Growth is all but assured in a healthy market, but if a firm doesn’t watch out, it can grow helter-skelter to the point of extinction.
Many firms are experiencing growth during this post-recession period and you can almost sense the excitement generated by the current talk about infrastructure investment. After so many years of contractions in the marketplace, the return of optimism in the AEC industry is a welcome change.
Most translate growth as meaning increased revenue, profit, and opportunity. However, along with all the positives, growth also brings increased risk which can imperil both current and future firm operations. Absent recognition of these risk factors, you may grow your firm to the point of extinction before you even realize it. Some specific risks to avoid include:
- Lack of planning.

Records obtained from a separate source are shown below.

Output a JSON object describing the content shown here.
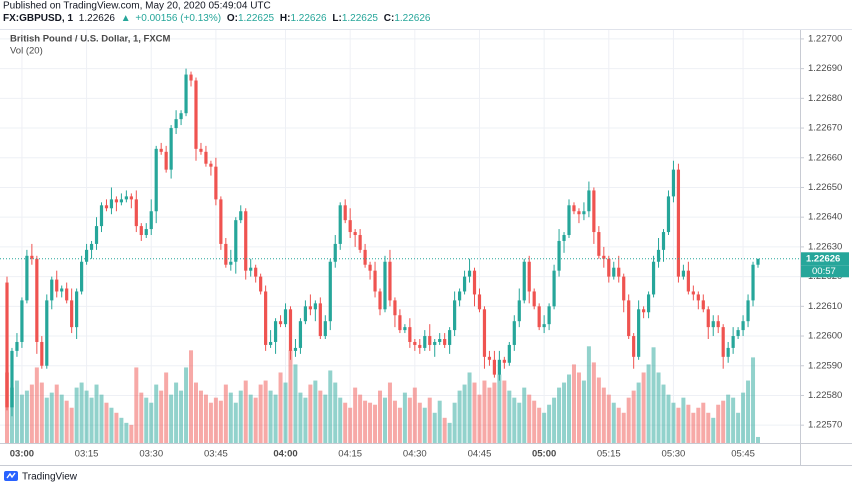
{
  "chart_data": {
    "type": "candlestick",
    "header": {
      "published": "Published on TradingView.com, May 20, 2020 05:49:04 UTC",
      "symbol": "FX:GBPUSD, 1",
      "last": "1.22626",
      "change": "+0.00156 (+0.13%)",
      "ohlc": [
        {
          "label": "O:",
          "value": "1.22625"
        },
        {
          "label": "H:",
          "value": "1.22626"
        },
        {
          "label": "L:",
          "value": "1.22625"
        },
        {
          "label": "C:",
          "value": "1.22626"
        }
      ]
    },
    "title": "British Pound / U.S. Dollar, 1, FXCM",
    "volume_title": "Vol (20)",
    "footer": "TradingView",
    "countdown": "00:57",
    "last_price": 1.22626,
    "up_color": "#26a69a",
    "down_color": "#ef5350",
    "grid": true,
    "ylim": [
      1.22564,
      1.22703
    ],
    "yticks": [
      {
        "value": 1.2257,
        "label": "1.22570"
      },
      {
        "value": 1.2258,
        "label": "1.22580"
      },
      {
        "value": 1.2259,
        "label": "1.22590"
      },
      {
        "value": 1.226,
        "label": "1.22600"
      },
      {
        "value": 1.2261,
        "label": "1.22610"
      },
      {
        "value": 1.2262,
        "label": "1.22620"
      },
      {
        "value": 1.2263,
        "label": "1.22630"
      },
      {
        "value": 1.2264,
        "label": "1.22640"
      },
      {
        "value": 1.2265,
        "label": "1.22650"
      },
      {
        "value": 1.2266,
        "label": "1.22660"
      },
      {
        "value": 1.2267,
        "label": "1.22670"
      },
      {
        "value": 1.2268,
        "label": "1.22680"
      },
      {
        "value": 1.2269,
        "label": "1.22690"
      },
      {
        "value": 1.227,
        "label": "1.22700"
      }
    ],
    "volume_lim": [
      0,
      410
    ],
    "categories": [
      null,
      null,
      null,
      "03:00",
      null,
      null,
      null,
      null,
      null,
      null,
      null,
      null,
      null,
      null,
      null,
      null,
      "03:15",
      null,
      null,
      null,
      null,
      null,
      null,
      null,
      null,
      null,
      null,
      null,
      null,
      "03:30",
      null,
      null,
      null,
      null,
      null,
      null,
      null,
      null,
      null,
      null,
      null,
      null,
      "03:45",
      null,
      null,
      null,
      null,
      null,
      null,
      null,
      null,
      null,
      null,
      null,
      null,
      null,
      "04:00",
      null,
      null,
      null,
      null,
      null,
      null,
      null,
      null,
      null,
      null,
      null,
      null,
      "04:15",
      null,
      null,
      null,
      null,
      null,
      null,
      null,
      null,
      null,
      null,
      null,
      null,
      "04:30",
      null,
      null,
      null,
      null,
      null,
      null,
      null,
      null,
      null,
      null,
      null,
      null,
      "04:45",
      null,
      null,
      null,
      null,
      null,
      null,
      null,
      null,
      null,
      null,
      null,
      null,
      "05:00",
      null,
      null,
      null,
      null,
      null,
      null,
      null,
      null,
      null,
      null,
      null,
      null,
      "05:15",
      null,
      null,
      null,
      null,
      null,
      null,
      null,
      null,
      null,
      null,
      null,
      null,
      "05:30",
      null,
      null,
      null,
      null,
      null,
      null,
      null,
      null,
      null,
      null,
      null,
      null,
      null,
      "05:45",
      null,
      null,
      null
    ],
    "open": [
      1.22618,
      1.22576,
      1.22595,
      1.22598,
      1.22612,
      1.22627,
      1.22626,
      1.22598,
      1.2259,
      1.22612,
      1.22619,
      1.22615,
      1.22616,
      1.22612,
      1.22603,
      1.22615,
      1.22625,
      1.22629,
      1.22631,
      1.22637,
      1.22644,
      1.22643,
      1.22646,
      1.22645,
      1.22646,
      1.22647,
      1.22646,
      1.22637,
      1.22634,
      1.22636,
      1.22642,
      1.22663,
      1.22662,
      1.22656,
      1.2267,
      1.22673,
      1.22675,
      1.22688,
      1.22686,
      1.22663,
      1.22662,
      1.22658,
      1.22657,
      1.22646,
      1.22631,
      1.22624,
      1.22625,
      1.22639,
      1.22642,
      1.22622,
      1.22623,
      1.2262,
      1.22615,
      1.22597,
      1.22598,
      1.22605,
      1.22604,
      1.22609,
      1.22595,
      1.22596,
      1.22605,
      1.2261,
      1.22609,
      1.22611,
      1.226,
      1.22605,
      1.22625,
      1.22631,
      1.22644,
      1.22639,
      1.22635,
      1.22634,
      1.22629,
      1.22624,
      1.22622,
      1.22615,
      1.22609,
      1.22625,
      1.22612,
      1.22607,
      1.22602,
      1.22603,
      1.22598,
      1.22597,
      1.22596,
      1.226,
      1.22597,
      1.22598,
      1.22599,
      1.22597,
      1.22602,
      1.22612,
      1.22615,
      1.2262,
      1.22622,
      1.22614,
      1.22609,
      1.22593,
      1.22592,
      1.22587,
      1.22592,
      1.22591,
      1.22597,
      1.22605,
      1.22612,
      1.22625,
      1.22615,
      1.2261,
      1.22603,
      1.22604,
      1.2261,
      1.22622,
      1.22632,
      1.22634,
      1.22644,
      1.22642,
      1.22641,
      1.22642,
      1.22649,
      1.22635,
      1.22627,
      1.22626,
      1.2262,
      1.22623,
      1.2262,
      1.22612,
      1.226,
      1.22593,
      1.22609,
      1.22608,
      1.22614,
      1.22625,
      1.22629,
      1.22635,
      1.22647,
      1.22656,
      1.2262,
      1.22622,
      1.22615,
      1.22614,
      1.22612,
      1.22609,
      1.22603,
      1.22605,
      1.22603,
      1.22593,
      1.22596,
      1.226,
      1.22602,
      1.22605,
      1.22612,
      1.22624
    ],
    "high": [
      1.2262,
      1.22596,
      1.22601,
      1.22613,
      1.22629,
      1.22631,
      1.22627,
      1.226,
      1.22614,
      1.2262,
      1.22622,
      1.22617,
      1.22618,
      1.22616,
      1.22616,
      1.22627,
      1.22631,
      1.22632,
      1.2264,
      1.22645,
      1.22646,
      1.2265,
      1.22647,
      1.22648,
      1.22649,
      1.22648,
      1.22649,
      1.22638,
      1.22638,
      1.22646,
      1.22664,
      1.22665,
      1.22664,
      1.22671,
      1.22676,
      1.22676,
      1.2269,
      1.22689,
      1.22687,
      1.22665,
      1.22664,
      1.22659,
      1.2266,
      1.22647,
      1.22633,
      1.22629,
      1.2264,
      1.22644,
      1.22643,
      1.22626,
      1.22624,
      1.22621,
      1.22617,
      1.22602,
      1.22606,
      1.22607,
      1.22611,
      1.2261,
      1.22599,
      1.22606,
      1.22612,
      1.22614,
      1.22612,
      1.22613,
      1.22607,
      1.22626,
      1.22634,
      1.22645,
      1.22646,
      1.22643,
      1.22636,
      1.22636,
      1.22631,
      1.22625,
      1.22625,
      1.22616,
      1.22627,
      1.22629,
      1.22613,
      1.22609,
      1.22604,
      1.22606,
      1.22599,
      1.22599,
      1.22602,
      1.22604,
      1.22599,
      1.22601,
      1.22601,
      1.22603,
      1.22615,
      1.22616,
      1.22622,
      1.22626,
      1.22623,
      1.22616,
      1.2261,
      1.22595,
      1.22595,
      1.22595,
      1.22593,
      1.22598,
      1.22607,
      1.22616,
      1.22626,
      1.22627,
      1.22616,
      1.22611,
      1.22607,
      1.22611,
      1.22624,
      1.22636,
      1.22635,
      1.22646,
      1.22645,
      1.22643,
      1.22645,
      1.22652,
      1.2265,
      1.22637,
      1.2263,
      1.22627,
      1.22625,
      1.22627,
      1.22621,
      1.22614,
      1.22601,
      1.22612,
      1.2261,
      1.22615,
      1.22627,
      1.22633,
      1.22636,
      1.22649,
      1.22659,
      1.22658,
      1.22624,
      1.22625,
      1.22617,
      1.22615,
      1.22614,
      1.2261,
      1.22607,
      1.22607,
      1.22604,
      1.22598,
      1.22603,
      1.22603,
      1.22607,
      1.22614,
      1.22625,
      1.22626
    ],
    "low": [
      1.22575,
      1.22573,
      1.22593,
      1.22596,
      1.22611,
      1.22624,
      1.22594,
      1.22589,
      1.22589,
      1.22609,
      1.22613,
      1.22613,
      1.22611,
      1.22601,
      1.22599,
      1.22614,
      1.22624,
      1.22626,
      1.22629,
      1.22635,
      1.22642,
      1.22641,
      1.22642,
      1.22644,
      1.22645,
      1.22643,
      1.22635,
      1.22632,
      1.22633,
      1.22634,
      1.22638,
      1.22661,
      1.22655,
      1.22653,
      1.22668,
      1.22671,
      1.22674,
      1.22684,
      1.22659,
      1.22661,
      1.22657,
      1.22654,
      1.22644,
      1.22629,
      1.22623,
      1.22622,
      1.22621,
      1.22638,
      1.22619,
      1.2262,
      1.22618,
      1.22614,
      1.22595,
      1.22596,
      1.22594,
      1.22603,
      1.22603,
      1.22592,
      1.22593,
      1.22594,
      1.22604,
      1.22607,
      1.22605,
      1.22599,
      1.22599,
      1.22602,
      1.22623,
      1.22629,
      1.22638,
      1.22633,
      1.2263,
      1.22628,
      1.22623,
      1.22619,
      1.22613,
      1.22607,
      1.22608,
      1.2261,
      1.22603,
      1.22601,
      1.22601,
      1.22596,
      1.22595,
      1.22594,
      1.22595,
      1.22595,
      1.22593,
      1.22597,
      1.22596,
      1.22594,
      1.226,
      1.2261,
      1.22614,
      1.22618,
      1.2261,
      1.22608,
      1.22589,
      1.2259,
      1.22586,
      1.22585,
      1.22589,
      1.2259,
      1.22595,
      1.22603,
      1.22611,
      1.22611,
      1.22609,
      1.22602,
      1.22601,
      1.22602,
      1.22609,
      1.2262,
      1.22628,
      1.22633,
      1.22641,
      1.22638,
      1.22639,
      1.2264,
      1.22631,
      1.22626,
      1.22623,
      1.22618,
      1.22619,
      1.22618,
      1.22608,
      1.22599,
      1.22589,
      1.22592,
      1.22606,
      1.22606,
      1.22613,
      1.22623,
      1.22625,
      1.22634,
      1.22645,
      1.22618,
      1.22619,
      1.22614,
      1.22612,
      1.22609,
      1.22608,
      1.22599,
      1.226,
      1.22601,
      1.22589,
      1.22591,
      1.22594,
      1.22599,
      1.226,
      1.22603,
      1.2261,
      1.22623
    ],
    "close": [
      1.22576,
      1.22595,
      1.22598,
      1.22612,
      1.22627,
      1.22626,
      1.22598,
      1.2259,
      1.22612,
      1.22619,
      1.22615,
      1.22616,
      1.22612,
      1.22603,
      1.22615,
      1.22625,
      1.22629,
      1.22631,
      1.22637,
      1.22644,
      1.22643,
      1.22646,
      1.22645,
      1.22646,
      1.22647,
      1.22646,
      1.22637,
      1.22634,
      1.22636,
      1.22642,
      1.22663,
      1.22662,
      1.22656,
      1.2267,
      1.22673,
      1.22675,
      1.22688,
      1.22686,
      1.22663,
      1.22662,
      1.22658,
      1.22657,
      1.22646,
      1.22631,
      1.22624,
      1.22625,
      1.22639,
      1.22642,
      1.22622,
      1.22623,
      1.2262,
      1.22615,
      1.22597,
      1.22598,
      1.22605,
      1.22604,
      1.22609,
      1.22595,
      1.22596,
      1.22605,
      1.2261,
      1.22609,
      1.22611,
      1.226,
      1.22605,
      1.22625,
      1.22631,
      1.22644,
      1.22639,
      1.22635,
      1.22634,
      1.22629,
      1.22624,
      1.22622,
      1.22615,
      1.22609,
      1.22625,
      1.22612,
      1.22607,
      1.22602,
      1.22603,
      1.22598,
      1.22597,
      1.22596,
      1.226,
      1.22597,
      1.22598,
      1.22599,
      1.22597,
      1.22602,
      1.22612,
      1.22615,
      1.2262,
      1.22622,
      1.22614,
      1.22609,
      1.22593,
      1.22592,
      1.22587,
      1.22592,
      1.22591,
      1.22597,
      1.22605,
      1.22612,
      1.22625,
      1.22615,
      1.2261,
      1.22603,
      1.22604,
      1.2261,
      1.22622,
      1.22632,
      1.22634,
      1.22644,
      1.22642,
      1.22641,
      1.22642,
      1.22649,
      1.22635,
      1.22627,
      1.22626,
      1.2262,
      1.22623,
      1.2262,
      1.22612,
      1.226,
      1.22593,
      1.22609,
      1.22608,
      1.22614,
      1.22625,
      1.22629,
      1.22635,
      1.22647,
      1.22656,
      1.2262,
      1.22622,
      1.22615,
      1.22614,
      1.22612,
      1.22609,
      1.22603,
      1.22605,
      1.22603,
      1.22593,
      1.22596,
      1.226,
      1.22602,
      1.22605,
      1.22612,
      1.22624,
      1.22626
    ],
    "volume": [
      70,
      55,
      62,
      48,
      52,
      58,
      75,
      60,
      45,
      50,
      58,
      48,
      42,
      35,
      55,
      60,
      52,
      45,
      58,
      48,
      40,
      35,
      30,
      25,
      20,
      18,
      75,
      50,
      45,
      40,
      58,
      52,
      70,
      48,
      60,
      52,
      75,
      92,
      60,
      52,
      48,
      40,
      45,
      42,
      58,
      50,
      40,
      52,
      62,
      48,
      45,
      58,
      62,
      52,
      48,
      70,
      60,
      92,
      78,
      50,
      45,
      58,
      62,
      52,
      48,
      72,
      60,
      45,
      40,
      35,
      55,
      48,
      42,
      40,
      38,
      52,
      45,
      60,
      42,
      35,
      50,
      45,
      55,
      40,
      35,
      45,
      30,
      42,
      25,
      20,
      40,
      52,
      58,
      70,
      60,
      48,
      62,
      55,
      60,
      68,
      62,
      52,
      45,
      40,
      55,
      48,
      42,
      35,
      30,
      38,
      45,
      55,
      60,
      68,
      78,
      70,
      62,
      96,
      80,
      65,
      55,
      48,
      40,
      35,
      30,
      45,
      52,
      60,
      70,
      78,
      95,
      70,
      58,
      48,
      40,
      35,
      45,
      38,
      30,
      35,
      40,
      30,
      25,
      38,
      42,
      48,
      45,
      30,
      50,
      62,
      85,
      6
    ]
  }
}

When business is down, we fret, lament the competition, and focus on the long-term in a concerted effort to prevent failure. When business is good, we rejoice, celebrate the easy wins, and focus on the short-term in an effort to meet immediate needs. Why is planning for the future one of the first items pushed to the sidelines when we get busy? Absent development and adherence to a plan, all the benefits of great economic periods are expended in the short-term with no goal of sustained growth for your firm. You don’t want to be that squirrel who eats all the acorns as they are gathered and then starves to death in the cold winter ahead.
- Lost focus on finances. Cash flow and access to financial resources are always king in a down economy, but in a fast growth economy your capital needs also invariably grow. Expenses escalate as you increase staff, need more office space and acquire additional equipment. Are you prepared to handle the financial demands of a growth spurt? Also, are your collections dragging and your aged receivables increasing? Don’t fall into the trap of praising your increased invoicing and lose sight of fact that it is of no value until you receive payment.
- Pressure on staff. As your work volume increases, pressures will invariably intensify on your staff. Firm leaders often view expansion as creating greater opportunity, but staff may see that same expansion as imposing a greater burden on them. The firm may hire new staff, but to existing staff this may be interpreted as diluting their opportunities for individual growth. And if you have expectations of increased hours or productivity from your staff, you better be prepared to lead by example. It is important to acknowledge the many different points of view regarding growth and firm leaders must communicate in thought and deed why they have decided to grow. It is critical that you maintain buy-in from staff.
- Strained support systems. Increases in billable staff may also mean that you need to increase support staff. What was adequate to support a staff of 20 is woefully inadequate to support a staff of 60. The last thing you want is to have highly paid billable staff focus on non-billable work. Not only is that unproductive, it is extremely frustrating for all involved. Similarly, your technology must keep pace with the needs of your staff and clients. Failure to adequately invest in all areas of business operations will create process inefficiencies resulting in lost revenue and profits.
- Reduced quality. With more work and abbreviated project schedules comes thoughts of short circuiting normal work processes to gain back time. You might even rationalize that you don’t need quality assurance reviews on all your projects, just those overseen by your younger or recently hired staff. Regardless of experience level, we are all human and when pressured we all are more prone to make mistakes. Failure to produce quality work will derail any thoughts of growth as no one wants to hire a firm which extols poor workmanship. There are reasons professional liability claims increase after periods of economic growth, and failure to maintain the quality of your work is a primary cause.
- Impact on culture. When your growth requires new hires, you decide to expand geographically or you expand through acquisition, are you able to maintain the culture and values you embraced prior to this period of growth? Successful firms usually attribute some of their success to differentiating traits within the firm culture. If that is the case, then your culture must be protected and nurtured. You cannot afford for your culture to become a commodity that is altered as a matter of convenience. Without respect for the intrinsic values of your firm, your growth may be impacted by turnover or lost clients because your firm no longer offers anything meaningful that differentiates you from your competition.
Planned growth can be a great ride, but growth just to keep up appearances is a terrible decision under any circumstances. If you chose a strategic path which identifies and addresses the risks, your firm will benefit from your leadership. However, turning to ad hoc decisions made strictly to address ever changing daily challenges will undermine your firm’s performance and long-term success.